Pauta-bomba aprovada na Câmara retira R$ 30 bilhões de áreas essenciais como saúde, educação e meio ambiente para pagar dívidas do agronegócio
Em uma decisão polêmica e amplamente criticada por especialistas e movimentos sociais, a Câmara dos Deputados aprovou, na noite desta quarta-feira (16), uma pauta-bomba que pode desviar R$ 30 bilhões de áreas vitais como saúde, educação e meio ambiente para quitar dívidas de grandes produtores rurais.
O dinheiro sairá do Fundo Social do pré-sal, originalmente criado para financiar políticas públicas que beneficiem toda a população brasileira, com foco especial em áreas estratégicas como a saúde e a educação. Mas com a nova medida, o recurso irá bancar perdões de dívidas de setores do agronegócio — um dos mais lucrativos do país.
A votação foi marcada por articulações da bancada ruralista, que conseguiu apoio suficiente para aprovar a proposta, mesmo sob fortes protestos da oposição e de entidades da sociedade civil.
Críticas pesadas
A decisão gerou revolta entre parlamentares contrários à medida. “É um escândalo!
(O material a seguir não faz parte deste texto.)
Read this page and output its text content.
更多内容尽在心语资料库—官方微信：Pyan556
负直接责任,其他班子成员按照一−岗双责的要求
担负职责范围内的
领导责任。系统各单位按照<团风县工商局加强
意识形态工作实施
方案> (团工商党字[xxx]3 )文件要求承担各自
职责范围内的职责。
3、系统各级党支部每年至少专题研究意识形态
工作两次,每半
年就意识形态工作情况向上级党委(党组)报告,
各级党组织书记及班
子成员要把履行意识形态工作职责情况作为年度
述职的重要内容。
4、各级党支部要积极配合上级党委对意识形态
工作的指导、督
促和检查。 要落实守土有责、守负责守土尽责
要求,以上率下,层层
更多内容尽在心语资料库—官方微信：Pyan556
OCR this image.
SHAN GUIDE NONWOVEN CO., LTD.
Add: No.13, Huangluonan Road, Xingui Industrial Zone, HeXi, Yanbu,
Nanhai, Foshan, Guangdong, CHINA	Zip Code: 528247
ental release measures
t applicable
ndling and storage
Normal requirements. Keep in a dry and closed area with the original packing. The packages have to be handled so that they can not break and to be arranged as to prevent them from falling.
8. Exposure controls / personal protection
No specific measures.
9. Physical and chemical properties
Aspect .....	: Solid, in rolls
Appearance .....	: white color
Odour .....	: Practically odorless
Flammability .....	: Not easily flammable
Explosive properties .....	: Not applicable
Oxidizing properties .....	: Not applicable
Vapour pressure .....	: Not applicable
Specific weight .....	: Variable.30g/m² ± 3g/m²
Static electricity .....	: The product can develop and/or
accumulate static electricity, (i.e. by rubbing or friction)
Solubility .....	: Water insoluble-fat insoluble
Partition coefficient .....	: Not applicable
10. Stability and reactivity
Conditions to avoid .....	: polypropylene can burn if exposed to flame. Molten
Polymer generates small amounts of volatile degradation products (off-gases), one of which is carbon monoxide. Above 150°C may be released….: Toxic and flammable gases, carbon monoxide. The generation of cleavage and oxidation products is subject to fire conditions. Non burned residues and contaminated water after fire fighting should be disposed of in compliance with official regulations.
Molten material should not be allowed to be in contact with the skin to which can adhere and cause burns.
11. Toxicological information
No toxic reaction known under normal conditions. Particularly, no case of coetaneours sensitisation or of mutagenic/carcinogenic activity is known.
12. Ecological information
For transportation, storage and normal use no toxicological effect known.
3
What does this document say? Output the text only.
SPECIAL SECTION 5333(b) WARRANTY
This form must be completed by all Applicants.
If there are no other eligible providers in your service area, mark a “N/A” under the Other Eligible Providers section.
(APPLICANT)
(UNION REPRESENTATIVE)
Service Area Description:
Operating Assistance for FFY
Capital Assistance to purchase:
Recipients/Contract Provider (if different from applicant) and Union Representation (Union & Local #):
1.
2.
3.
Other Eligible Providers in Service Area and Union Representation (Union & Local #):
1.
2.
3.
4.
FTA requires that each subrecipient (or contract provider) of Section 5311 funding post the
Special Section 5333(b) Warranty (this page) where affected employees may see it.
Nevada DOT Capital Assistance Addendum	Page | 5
Estão tirando dinheiro do SUS, da escola pública e do meio ambiente para dar para quem já lucra milhões. Isso é um tapa na cara da população brasileira”, afirmou uma deputada da oposição durante o plenário.
Especialistas também alertam que a medida pode aprofundar ainda mais a crise nos serviços públicos. “Estamos falando de um fundo que deveria garantir o futuro das próximas gerações. Redirecionar esse dinheiro para pagar dívidas privadas, sem contrapartidas sociais, é inadmissível”, disse um economista da área pública.
Fundo Social do pré-sal: o que é?
Criado em 2010, o Fundo Social do pré-sal tem como objetivo garantir que os lucros da exploração do petróleo sejam usados em benefício da população, com foco em saúde, educação e combate às desigualdades regionais. A aprovação da nova pauta altera essa lógica, enfraquecendo o investimento em políticas públicas.
E agora?
A proposta ainda precisa passar pelo Senado, onde também enfrenta resistência. No entanto, a aprovação na Câmara representa um passo preocupante para quem defende o uso responsável dos recursos públicos.
Movimentos sociais, sindicatos e entidades da educação e da saúde já articulam mobilizações contra o que chamam de “desmonte do fundo do povo”.
Enquanto isso, a população — especialmente a mais pobre — pode ver os investimentos em saúde e educação diminuírem ainda mais, num país que já sofre com filas no SUS e escolas sem infraestrutura básica.